Les Libériens sont des noirs américains, installés sur cette côte d’Afrique et soutenus par les États-Unis. Ils revendiquent sans aucun droit les 90 kilomètres de côte compris entre le Cavally à l’ouest et le San-Pedro à l’est, territoire qui nous appartient par traités. C’est une nation appelée à disparaître d’ici peu. Ils ont fait un gros emprunt à l’Angleterre, qui n’attend que le jour de l’échéance pour s’emparer de Libéria. Médiocre acquisition, du reste, car à part Monrovia et ses plantations de cafés, l’huile de palme et le caoutchouc, cette côte est misérable.

Je passe quatre jours chez M. Hadley à maudire mon inaction forcée. Quatre jours pendant lesquels je remets au courant mes notes et mes cartes. — C’est pendant ce séjour que j’ai fait la connaissance de Hédé, dit Papillon, chasseur d’éléphans. — Un matin, je me réveille et je vois, au pied de mon lit, accroupi sur ses mollets, à la manière des noirs, un nègre superbe. Le colosse peut bien avoir 1m,90 ; il a revêtu pour venir ici son costume de chasse. Autour de la tête, une tresse de filamens de cocotier fixe une série de gris-gris, de coquillages, de pendeloques bizarres faites de dents de chats-tigres et de pierres peintes. Au milieu du front, une plaque d’or fétiche forme fermoir et maintient une plume d’aigrette. Avec cela les cheveux nattés très fins, très serrés, sont enduits d’une sorte de beurre de Galam et sont rejetés en arrière, une dent de chat-tigre pend à l’extrémité de chaque tresse.
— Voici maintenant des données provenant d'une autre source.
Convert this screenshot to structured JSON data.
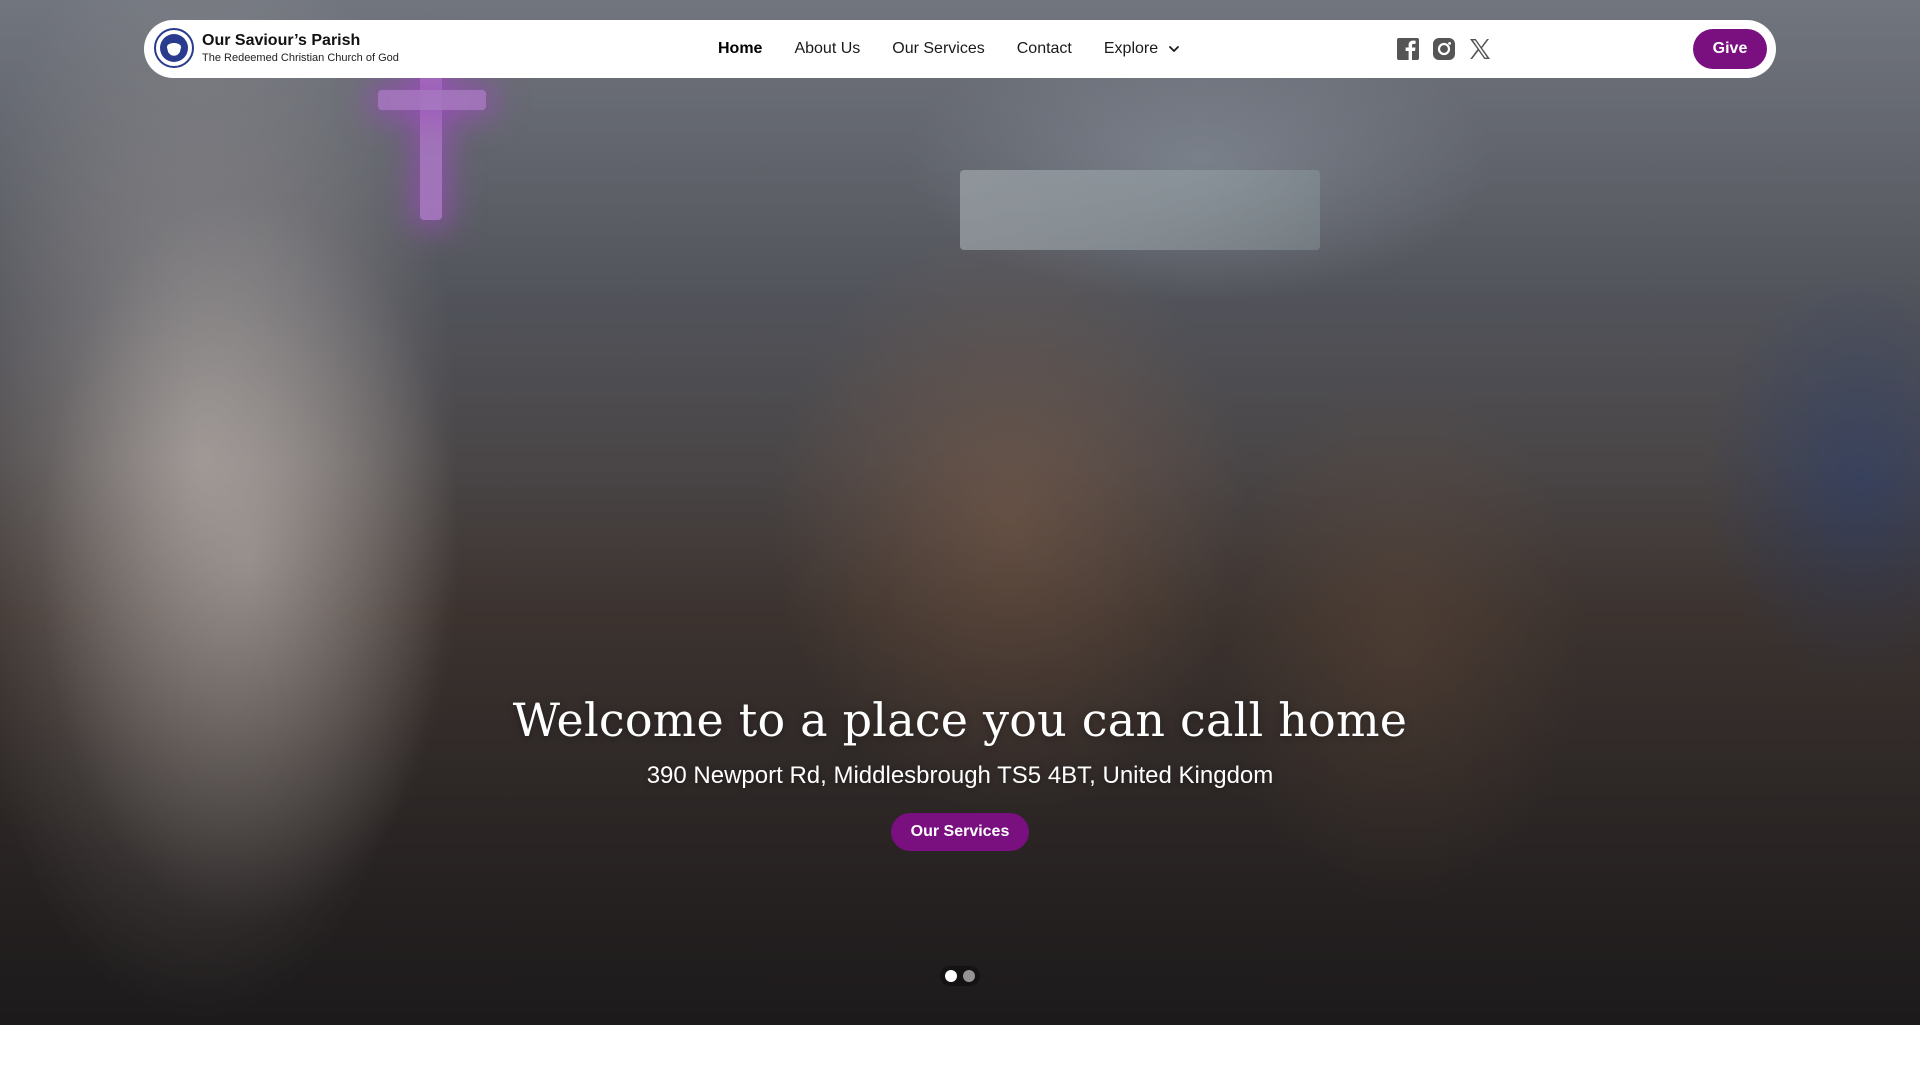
{
  "brand": {
    "title": "Our Saviour’s Parish",
    "subtitle": "The Redeemed Christian Church of God",
    "logo_icon": "rccg-logo-icon"
  },
  "nav": {
    "items": [
      {
        "label": "Home",
        "active": true
      },
      {
        "label": "About Us",
        "active": false
      },
      {
        "label": "Our Services",
        "active": false
      },
      {
        "label": "Contact",
        "active": false
      }
    ],
    "explore": {
      "label": "Explore",
      "icon": "chevron-down-icon"
    }
  },
  "social": {
    "icons": [
      "facebook-icon",
      "instagram-icon",
      "x-twitter-icon"
    ]
  },
  "give_button": {
    "label": "Give"
  },
  "hero": {
    "title": "Welcome to a place you can call home",
    "address": "390 Newport Rd, Middlesbrough TS5 4BT, United Kingdom",
    "cta_label": "Our Services",
    "slides_total": 2,
    "active_slide": 1
  },
  "colors": {
    "accent": "#7a0f80",
    "nav_bg": "#ffffff",
    "text_dark": "#111111",
    "icon_gray": "#555555"
  }
}
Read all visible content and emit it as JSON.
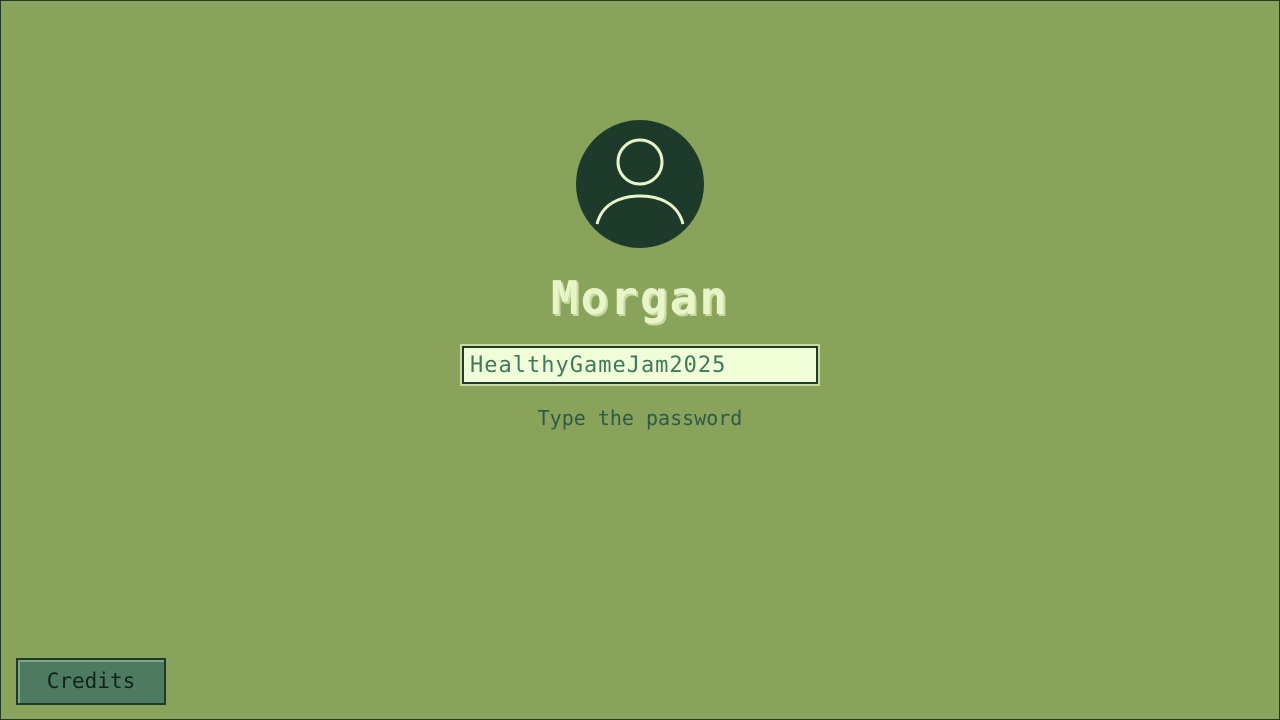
{
  "login": {
    "avatar_icon": "user-icon",
    "username": "Morgan",
    "password_value": "HealthyGameJam2025",
    "hint": "Type the password"
  },
  "footer": {
    "credits_label": "Credits"
  },
  "colors": {
    "background": "#8aa35a",
    "dark": "#1d3a2a",
    "light": "#e8f5c8",
    "button": "#4e7a62"
  }
}
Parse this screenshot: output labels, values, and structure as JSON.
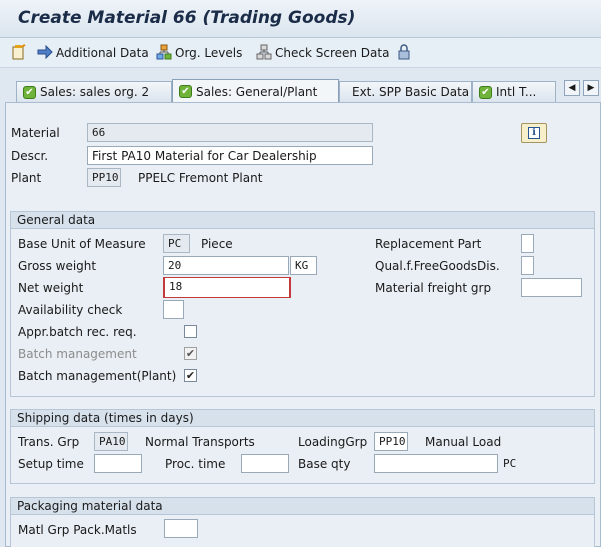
{
  "window": {
    "title": "Create Material 66 (Trading Goods)"
  },
  "toolbar": {
    "additional_data": "Additional Data",
    "org_levels": "Org. Levels",
    "check_screen_data": "Check Screen Data"
  },
  "tabs": [
    {
      "label": "Sales: sales org. 2",
      "checked": true
    },
    {
      "label": "Sales: General/Plant",
      "checked": true,
      "active": true
    },
    {
      "label": "Ext. SPP Basic Data",
      "checked": false
    },
    {
      "label": "Intl T...",
      "checked": true
    }
  ],
  "header": {
    "material_label": "Material",
    "material_value": "66",
    "descr_label": "Descr.",
    "descr_value": "First PA10 Material for Car Dealership",
    "plant_label": "Plant",
    "plant_value": "PP10",
    "plant_text": "PPELC Fremont Plant"
  },
  "general": {
    "title": "General data",
    "base_uom_label": "Base Unit of Measure",
    "base_uom_value": "PC",
    "base_uom_text": "Piece",
    "gross_weight_label": "Gross weight",
    "gross_weight_value": "20",
    "gross_weight_unit": "KG",
    "net_weight_label": "Net weight",
    "net_weight_value": "18",
    "availability_label": "Availability check",
    "availability_value": "",
    "appr_batch_label": "Appr.batch rec. req.",
    "appr_batch_checked": false,
    "batch_mgmt_label": "Batch management",
    "batch_mgmt_checked": true,
    "batch_mgmt_plant_label": "Batch management(Plant)",
    "batch_mgmt_plant_checked": true,
    "replacement_label": "Replacement Part",
    "replacement_value": "",
    "qual_free_label": "Qual.f.FreeGoodsDis.",
    "qual_free_value": "",
    "freight_grp_label": "Material freight grp",
    "freight_grp_value": ""
  },
  "shipping": {
    "title": "Shipping data (times in days)",
    "trans_grp_label": "Trans. Grp",
    "trans_grp_value": "PA10",
    "trans_grp_text": "Normal Transports",
    "loading_grp_label": "LoadingGrp",
    "loading_grp_value": "PP10",
    "loading_grp_text": "Manual Load",
    "setup_time_label": "Setup time",
    "setup_time_value": "",
    "proc_time_label": "Proc. time",
    "proc_time_value": "",
    "base_qty_label": "Base qty",
    "base_qty_value": "",
    "base_qty_unit": "PC"
  },
  "packaging": {
    "title": "Packaging material data",
    "matl_grp_label": "Matl Grp Pack.Matls",
    "matl_grp_value": ""
  },
  "checkbox_glyph": "✔",
  "colors": {
    "accent": "#1b2c48",
    "required": "#c23a3a"
  }
}
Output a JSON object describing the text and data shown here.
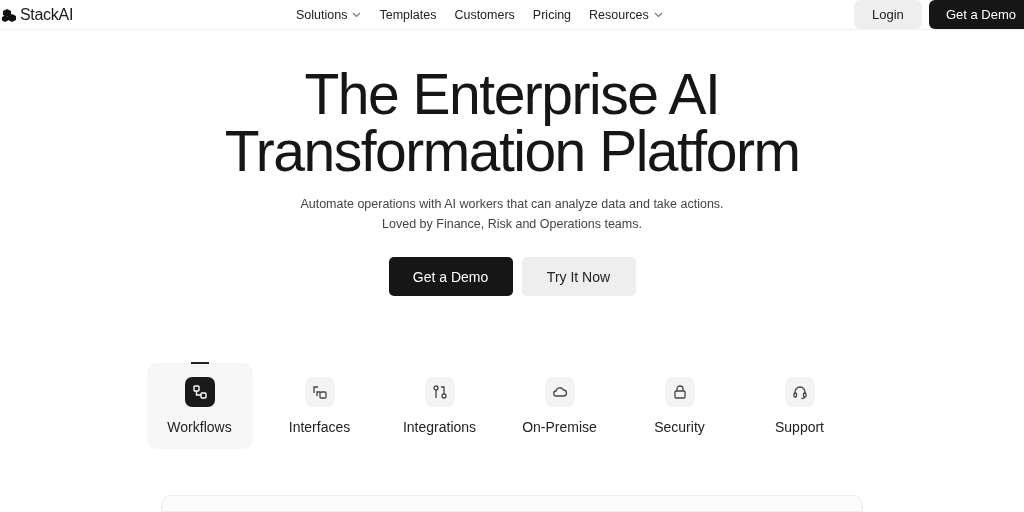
{
  "header": {
    "brand": "StackAI",
    "nav": [
      {
        "label": "Solutions",
        "dropdown": true
      },
      {
        "label": "Templates",
        "dropdown": false
      },
      {
        "label": "Customers",
        "dropdown": false
      },
      {
        "label": "Pricing",
        "dropdown": false
      },
      {
        "label": "Resources",
        "dropdown": true
      }
    ],
    "login": "Login",
    "demo": "Get a Demo"
  },
  "hero": {
    "title_lines": [
      "The Enterprise AI",
      "Transformation Platform"
    ],
    "subtitle_lines": [
      "Automate operations with AI workers that can analyze data and take actions.",
      "Loved by Finance, Risk and Operations teams."
    ],
    "primary_button": "Get a Demo",
    "secondary_button": "Try It Now"
  },
  "tabs": [
    {
      "label": "Workflows",
      "kind": "workflow",
      "selected": true
    },
    {
      "label": "Interfaces",
      "kind": "interface",
      "selected": false
    },
    {
      "label": "Integrations",
      "kind": "integration",
      "selected": false
    },
    {
      "label": "On-Premise",
      "kind": "cloud",
      "selected": false
    },
    {
      "label": "Security",
      "kind": "lock",
      "selected": false
    },
    {
      "label": "Support",
      "kind": "headset",
      "selected": false
    }
  ]
}
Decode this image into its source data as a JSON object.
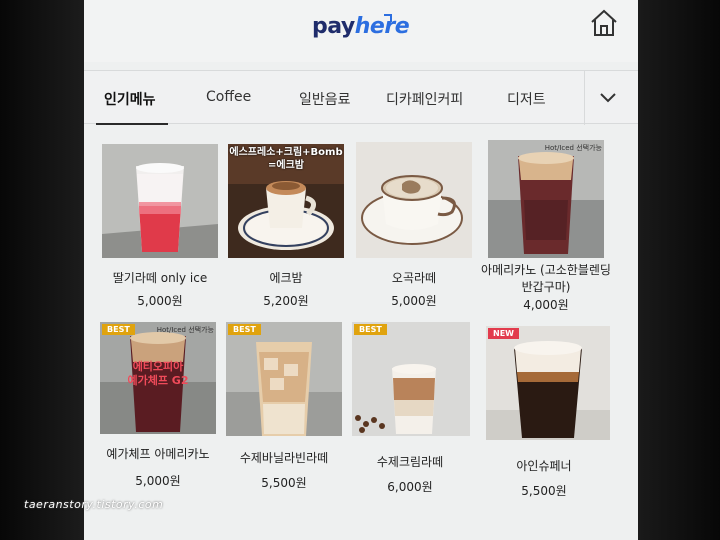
{
  "header": {
    "logo_pay": "pay",
    "logo_here": "here",
    "home_icon": "home-icon"
  },
  "tabs": [
    {
      "label": "인기메뉴",
      "active": true
    },
    {
      "label": "Coffee"
    },
    {
      "label": "일반음료"
    },
    {
      "label": "디카페인커피"
    },
    {
      "label": "디저트"
    }
  ],
  "more_icon": "chevron-down-icon",
  "products": [
    {
      "name": "딸기라떼 only ice",
      "price": "5,000원"
    },
    {
      "name": "에크밤",
      "price": "5,200원",
      "overlay": "에스프레소+크림+Bomb\n=에크밤"
    },
    {
      "name": "오곡라떼",
      "price": "5,000원"
    },
    {
      "name": "아메리카노 (고소한블렌딩 반갑구마)",
      "price": "4,000원",
      "hot_tag": "Hot/Iced 선택가능"
    },
    {
      "name": "예가체프 아메리카노",
      "price": "5,000원",
      "badge": "BEST",
      "hot_tag": "Hot/Iced 선택가능",
      "promo": "에티오피아\n예가체프 G2"
    },
    {
      "name": "수제바닐라빈라떼",
      "price": "5,500원",
      "badge": "BEST"
    },
    {
      "name": "수제크림라떼",
      "price": "6,000원",
      "badge": "BEST"
    },
    {
      "name": "아인슈페너",
      "price": "5,500원",
      "badge": "NEW"
    }
  ],
  "watermark": "taeranstory.tistory.com",
  "colors": {
    "brand_navy": "#1f2c6b",
    "brand_blue": "#2c6ee0",
    "best_badge": "#e0a30e",
    "new_badge": "#e23b4d"
  }
}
Cette sorte de diadème sur cette énorme tête donne à Papillon un air de fierté sauvage qui vous enlève tout désir de le rencontrer la nuit au coin d’un bois.

Un collier moitié perles bleues, moitié corail, fait deux fois le tour du cou. Au bras droit, deux de ces horribles bracelets de cuivre que les Anglais vendent pour des bracelets d’or ; au bras gauche, un gros anneau d’ivoire sans inscriptions. La coutume des noirs est, au contraire, de faire graver par les matelots anglais, leur nom, le nom de leur village, le bateau à bord duquel ils ont servi, ou leur profession, ou quelque autre épithète : trademan, headman… Celui-là, plus simple dans ses goûts, n’a rien fait graver, et l’effet de ce gros anneau blanc de fait sur cet énorme bras noir est étrange.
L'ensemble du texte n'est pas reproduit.